I'm asked to find the complex Fourier series of $cosh(t)$ , $L^2 [-\pi,\pi]$ space,using exponentials only,that equals $\frac{sinh (\pi)}{\pi}\sum_{n=-\infty}^{n=\infty}\frac{(-1)^n}{n^2+1} \cdot e^{int}$.
This is the first complex series that I do.

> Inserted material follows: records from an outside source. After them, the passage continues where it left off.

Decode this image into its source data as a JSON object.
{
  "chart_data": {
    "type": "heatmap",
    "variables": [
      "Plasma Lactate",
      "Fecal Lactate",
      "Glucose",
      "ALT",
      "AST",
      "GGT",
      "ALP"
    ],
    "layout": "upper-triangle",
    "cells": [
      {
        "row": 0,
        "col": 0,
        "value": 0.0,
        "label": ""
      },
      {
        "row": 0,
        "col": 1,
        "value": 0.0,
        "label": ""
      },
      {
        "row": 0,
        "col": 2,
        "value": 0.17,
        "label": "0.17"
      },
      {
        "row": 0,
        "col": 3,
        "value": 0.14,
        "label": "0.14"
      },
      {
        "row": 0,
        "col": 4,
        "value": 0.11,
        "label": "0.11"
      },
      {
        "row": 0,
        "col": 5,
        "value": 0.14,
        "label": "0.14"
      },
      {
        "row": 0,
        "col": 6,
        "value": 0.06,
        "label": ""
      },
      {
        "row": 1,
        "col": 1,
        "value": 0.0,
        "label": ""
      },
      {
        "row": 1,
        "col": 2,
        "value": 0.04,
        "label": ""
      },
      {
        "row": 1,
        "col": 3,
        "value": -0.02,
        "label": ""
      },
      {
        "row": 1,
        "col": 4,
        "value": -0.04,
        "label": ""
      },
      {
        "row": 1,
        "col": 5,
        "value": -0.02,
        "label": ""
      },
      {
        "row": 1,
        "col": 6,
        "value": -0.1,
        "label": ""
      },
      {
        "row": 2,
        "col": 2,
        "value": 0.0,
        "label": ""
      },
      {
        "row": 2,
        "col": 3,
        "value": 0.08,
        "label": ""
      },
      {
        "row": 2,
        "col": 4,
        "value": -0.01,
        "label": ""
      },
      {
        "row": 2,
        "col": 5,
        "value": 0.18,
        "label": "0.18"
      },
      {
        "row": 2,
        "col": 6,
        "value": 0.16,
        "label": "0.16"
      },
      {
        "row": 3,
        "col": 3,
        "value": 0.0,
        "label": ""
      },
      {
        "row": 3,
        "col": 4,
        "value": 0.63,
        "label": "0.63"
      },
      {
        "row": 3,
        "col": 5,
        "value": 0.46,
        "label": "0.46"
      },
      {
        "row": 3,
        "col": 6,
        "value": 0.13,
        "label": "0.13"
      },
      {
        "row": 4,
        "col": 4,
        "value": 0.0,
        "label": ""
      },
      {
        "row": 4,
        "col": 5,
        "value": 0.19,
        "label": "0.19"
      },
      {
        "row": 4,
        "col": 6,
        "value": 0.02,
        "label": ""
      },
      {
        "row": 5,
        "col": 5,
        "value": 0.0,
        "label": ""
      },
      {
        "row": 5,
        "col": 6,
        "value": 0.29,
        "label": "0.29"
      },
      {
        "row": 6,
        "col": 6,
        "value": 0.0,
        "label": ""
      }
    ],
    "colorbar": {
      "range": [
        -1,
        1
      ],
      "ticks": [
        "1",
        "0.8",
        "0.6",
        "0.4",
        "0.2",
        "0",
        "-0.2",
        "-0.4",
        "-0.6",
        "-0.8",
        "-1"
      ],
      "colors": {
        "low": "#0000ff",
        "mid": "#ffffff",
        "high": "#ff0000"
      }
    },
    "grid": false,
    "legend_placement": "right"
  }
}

$FS[x(t)]= \sum_{n=-\infty}^{n=\infty} = x[n]e^{int}.$
The $x[n]$ coefficients are equal to $x[n] =\frac{1}{2\pi} \int_{-\pi}^{\pi} x(t)e^{-int} dt $
$cosh(t)=\frac{e^t+e^{-t}}{2} $
$x[n] =\frac{1}{2\pi} \int_{-\pi}^{\pi} \frac{e^t+e^{-t}}{2}e^{-int} dt =$
$\frac{1}{2\pi} \int_{-\pi}^{\pi} \frac{e^te^{-int}+e^{-t}e^{-int}}{2}dt$ =
$\frac{1}{4\pi} \int_{-\pi}^{\pi} e^{t(1-in)}+e^{-t(1+in)} dt =$
$\frac{1}{4\pi} \left \{ \right. _{-\pi}^{\pi} \frac{e^{t(1-in)}}{1-in}+\frac{e^{-t(1+in)}}{1+in}$ =
$\left ( \frac{1}{4\pi} \right )$ $\frac{e^{\pi(1-in)}}{1-in}+\frac{e^{-\pi(1+in)}}{1+in} -\frac{e^{-\pi(1-in)}}{1-in}-\frac{e^{\pi(1+in)}}{1+in}$
Here I wasn't sure how to go on. I tried with
$\left ( \frac{1}{4\pi} \right )$ $\frac{e^{\pi(1-in)}-e^{-\pi(1-in)}}{1-in}-\frac{e^{\pi(1+in)}-e^{-\pi(1+in)}}{1+in} =$
$\left ( \frac{1}{4\pi{(1+n^2)}} \right )$$\left [{(1+in)}\left ({e^{\pi(1-in)}-e^{-\pi(1-in)}} \right ) - {(1-in)}\left ({e^{\pi(1+in)}-e^{-\pi(1+in)}} \right ) \right ]=$
$\left ( \frac{1}{4\pi{(1+n^2)}} \right ) \cdot$ $\left [ e^{\pi(1-in)} + in \cdot e^{\pi(1-in)} - e^{-\pi(1-in)} - in \cdot e^{-\pi(1-in)} -e^{\pi(1+in)} +e^{-\pi(1+in)} + in \cdot e^{\pi(1+in)} -in \cdot e^{-\pi(1+in)} \right]$
I got stuck here . I don't know how to keep on or whether I should've simplify something earlier.
You are on the right track. Note that $e^{in\pi}=(-1)^n$ and therefore we have
$$\begin{align} \frac1{2\pi}\int_{-\pi}^\pi \left(\frac{e^t+e^{-t}}{2}\right)\,e^{-int}\,dt&=\frac1{4\pi}\left(\frac{e^{(1-in)\pi}-e^{-(1-in)\pi}}{1-in}+\frac{e^{(1+in)\pi}-e^{-(1+in)\pi}}{1+in}\right)\\\\ &=\frac{(-1)^n}{4\pi}\left(\frac{2\sinh(\pi)}{1-in}+\frac{2\sinh(\pi)}{1+in}\right)\\\\ &=\frac{(-1)^{n}\sinh(\pi)}{\pi(n^2+1)} \end{align}$$
as expected!